16 de octubre de 2008

Un procedimiento pionero de Clínica Universitaria de Navarra evita con braquiterapia que la vena cava vuelva a ocluirse

PAMPLONA, 16 Oct. (EUROPA PRESS) -

Un equipo de especialistas de la Clínica Universitaria de Navarra ha aplicado braquiterapia de manera pionera en una sección obstruida de la vena cava para evitar que vuelva a ocluirse (restenosis).

La braquiterapia es una técnica de radioterapia utilizada esencialmente para evitar la multiplicación celular de forma local y ofrece la ventaja de que los isótopos radiactivos se administran muy próximos a la zona de interés, permitiendo aplicar dosis más altas con menor daño del tejido sano.

La utilización de este tipo de radioterapia local en el interior de la vena cava es una técnica que ha sido practicada en el mundo en muy pocas ocasiones, según informó la CUN en un comunicado.

La intervención se realizó en un paciente de 49 años que presentaba una oclusión de la vena cava inferior retrohepática que le había causado hipertensión venosa grave de la parte inferior del cuerpo. Durante el examen del paciente, los facultativos observaron la existencia de una oclusión en la llegada de la vena cava inferior hacia el corazón que complicaba el retorno sanguíneo en esta región anatómica.

Conocido el diagnóstico, un equipo de la Clínica Universitaria liderado por el director del departamento de Cirugía Vascular, el doctor Gaudencio Espinosa, y por el director de Oncología Radioterápica, el doctor Rafael Martínez Monge, intervino al paciente.

El procedimiento, practicado en el quirófano de cirugía endovascular, comenzó con la realización de una angioplastia, técnica consistente en la dilatación del vaso mediante la introducción de un balón por medio de un catéter. El cateterismo se abordó desde la ingle.

Una vez que el catéter alcanzó la zona ocluida se procedió a inflar el balón con el fin de dilatar el vaso. Para localizar la región afectada y controlar el recorrido del catéter se utiliza un sofisticado equipo de radiología vascular, consistente en una fuente pulsada de rayos X, que permite observar el interior de los vasos del paciente de forma constante y en tiempo real.

El cirujano procedió entonces a implantar el stent (dispositivo cilíndrico de malla metálica) para mantener abierta la luz (espacio interno) de la vena. En la misma intervención el especialista en Oncología Radioterápica introdujo, a través del catéter, los isótopos radiactivos en la zona que había estado ocluida. El tratamiento con braquiterapia endovascular se realizó con una fuente de Iridio-192 (isótopo radiactivo) de alta tasa de dosis.

TRATAMIENTO CONVENCIONAL

Hasta la fecha, el tratamiento indicado para los pacientes que presentaban este tipo de afecciones consistía en implantar, mediante cateterismo, un stent para abrir el vaso. Sin embargo, según explica el doctor Espinosa, "aunque el stent tiene el objetivo de abrir la oclusión, era necesario llevar un seguimiento frecuente del paciente para comprobar que no se produjera una restenosis, algo que en algunos casos puede ocurrir a los 6 u 8 meses".

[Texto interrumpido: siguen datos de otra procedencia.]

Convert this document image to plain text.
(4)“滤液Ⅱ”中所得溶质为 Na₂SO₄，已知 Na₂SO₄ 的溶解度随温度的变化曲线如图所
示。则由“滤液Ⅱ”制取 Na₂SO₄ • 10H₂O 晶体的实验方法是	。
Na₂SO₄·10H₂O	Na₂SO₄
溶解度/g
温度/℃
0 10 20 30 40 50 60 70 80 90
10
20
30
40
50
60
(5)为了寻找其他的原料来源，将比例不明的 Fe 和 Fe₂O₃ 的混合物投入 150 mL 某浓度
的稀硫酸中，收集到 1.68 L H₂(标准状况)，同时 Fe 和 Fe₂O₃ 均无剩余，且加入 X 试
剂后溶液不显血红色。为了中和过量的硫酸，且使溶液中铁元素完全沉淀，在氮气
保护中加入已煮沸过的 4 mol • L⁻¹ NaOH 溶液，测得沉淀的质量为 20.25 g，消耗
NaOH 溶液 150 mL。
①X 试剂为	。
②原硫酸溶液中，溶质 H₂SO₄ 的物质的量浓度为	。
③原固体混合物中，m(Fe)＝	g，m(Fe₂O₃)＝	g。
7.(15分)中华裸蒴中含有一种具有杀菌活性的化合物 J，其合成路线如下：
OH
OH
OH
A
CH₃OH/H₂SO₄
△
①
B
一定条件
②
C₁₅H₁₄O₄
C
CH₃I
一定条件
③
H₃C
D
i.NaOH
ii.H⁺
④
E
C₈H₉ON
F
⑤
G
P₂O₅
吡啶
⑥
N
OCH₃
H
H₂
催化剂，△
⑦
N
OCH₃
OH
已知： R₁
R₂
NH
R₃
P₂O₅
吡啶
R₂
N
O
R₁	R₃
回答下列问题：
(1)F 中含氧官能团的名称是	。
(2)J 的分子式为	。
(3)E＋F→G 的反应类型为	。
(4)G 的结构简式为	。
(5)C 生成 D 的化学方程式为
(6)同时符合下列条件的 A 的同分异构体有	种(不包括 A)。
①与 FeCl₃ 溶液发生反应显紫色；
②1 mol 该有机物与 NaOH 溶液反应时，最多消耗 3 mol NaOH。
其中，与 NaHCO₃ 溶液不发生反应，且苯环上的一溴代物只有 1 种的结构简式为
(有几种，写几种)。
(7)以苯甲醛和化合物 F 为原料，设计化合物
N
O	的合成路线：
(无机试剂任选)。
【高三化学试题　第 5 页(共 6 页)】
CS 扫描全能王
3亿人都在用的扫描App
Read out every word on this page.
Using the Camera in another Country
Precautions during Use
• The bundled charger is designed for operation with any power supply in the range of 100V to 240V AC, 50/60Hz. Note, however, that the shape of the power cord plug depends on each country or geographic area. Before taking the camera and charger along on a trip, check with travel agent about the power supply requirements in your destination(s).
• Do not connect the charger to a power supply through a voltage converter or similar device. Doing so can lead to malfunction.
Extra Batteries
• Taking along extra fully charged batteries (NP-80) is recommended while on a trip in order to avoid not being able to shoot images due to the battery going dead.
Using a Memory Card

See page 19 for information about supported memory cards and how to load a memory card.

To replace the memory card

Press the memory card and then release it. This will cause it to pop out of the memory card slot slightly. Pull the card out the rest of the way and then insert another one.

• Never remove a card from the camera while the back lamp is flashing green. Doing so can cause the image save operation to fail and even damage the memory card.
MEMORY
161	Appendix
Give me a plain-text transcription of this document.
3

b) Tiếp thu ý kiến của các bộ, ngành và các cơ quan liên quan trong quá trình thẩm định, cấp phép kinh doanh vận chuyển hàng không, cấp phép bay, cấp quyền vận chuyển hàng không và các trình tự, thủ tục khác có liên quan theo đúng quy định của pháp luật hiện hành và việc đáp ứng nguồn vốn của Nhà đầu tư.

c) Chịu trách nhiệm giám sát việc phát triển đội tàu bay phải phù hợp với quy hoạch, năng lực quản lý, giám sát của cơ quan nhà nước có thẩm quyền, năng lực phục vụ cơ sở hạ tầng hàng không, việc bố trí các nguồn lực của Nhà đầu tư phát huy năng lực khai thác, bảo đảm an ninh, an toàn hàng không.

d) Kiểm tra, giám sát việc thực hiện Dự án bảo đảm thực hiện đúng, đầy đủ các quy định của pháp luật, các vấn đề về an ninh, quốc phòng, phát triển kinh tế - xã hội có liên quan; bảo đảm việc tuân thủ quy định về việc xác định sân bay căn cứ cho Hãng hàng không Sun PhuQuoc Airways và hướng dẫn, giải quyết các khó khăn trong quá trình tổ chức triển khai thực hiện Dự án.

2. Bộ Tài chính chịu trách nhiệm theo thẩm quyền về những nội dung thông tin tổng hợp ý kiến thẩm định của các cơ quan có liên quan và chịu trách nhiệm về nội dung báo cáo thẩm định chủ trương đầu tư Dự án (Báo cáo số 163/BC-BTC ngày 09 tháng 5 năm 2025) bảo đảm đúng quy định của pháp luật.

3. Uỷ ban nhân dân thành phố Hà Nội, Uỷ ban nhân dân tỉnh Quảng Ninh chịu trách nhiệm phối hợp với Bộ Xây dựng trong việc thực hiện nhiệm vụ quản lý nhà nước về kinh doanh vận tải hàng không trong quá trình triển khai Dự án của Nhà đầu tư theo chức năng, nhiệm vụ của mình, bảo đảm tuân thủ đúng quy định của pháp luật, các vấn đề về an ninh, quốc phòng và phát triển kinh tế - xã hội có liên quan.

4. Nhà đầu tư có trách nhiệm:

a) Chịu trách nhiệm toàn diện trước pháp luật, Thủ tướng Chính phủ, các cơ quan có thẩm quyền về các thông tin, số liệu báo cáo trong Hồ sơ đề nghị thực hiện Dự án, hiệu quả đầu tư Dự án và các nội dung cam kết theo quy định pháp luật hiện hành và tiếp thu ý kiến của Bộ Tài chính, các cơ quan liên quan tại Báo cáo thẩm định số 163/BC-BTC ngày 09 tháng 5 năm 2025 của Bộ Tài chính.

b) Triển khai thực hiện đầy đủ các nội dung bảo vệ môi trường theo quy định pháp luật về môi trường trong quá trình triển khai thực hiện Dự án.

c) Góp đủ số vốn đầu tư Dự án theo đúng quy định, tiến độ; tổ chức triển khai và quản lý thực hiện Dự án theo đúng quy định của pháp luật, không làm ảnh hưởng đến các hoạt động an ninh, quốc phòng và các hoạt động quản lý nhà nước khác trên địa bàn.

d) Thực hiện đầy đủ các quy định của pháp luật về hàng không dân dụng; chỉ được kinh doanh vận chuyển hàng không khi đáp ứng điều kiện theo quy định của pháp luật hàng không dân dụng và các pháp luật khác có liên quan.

Con la irradiación de la zona afectada en el interior del vaso se evita que las células fibróticas de la pared donde se localizaba la oclusión vuelvan a reproducirse y ramificarse sobre la malla del 'stent'. Se impide, por tanto, que vuelva a ocluirse la zona. "La braquiterapia consigue desestructurar esas células evitando su multiplicación", apunta el facultativo.

El procedimiento se practicó con anestesia local y el paciente sedado y precisó un ingreso de 24 horas. Sin embargo, esta técnica que aplica la Clínica Universitaria de Navarra, podría, incluso, llegar a realizarse de forma ambulatoria, concluye el especialista.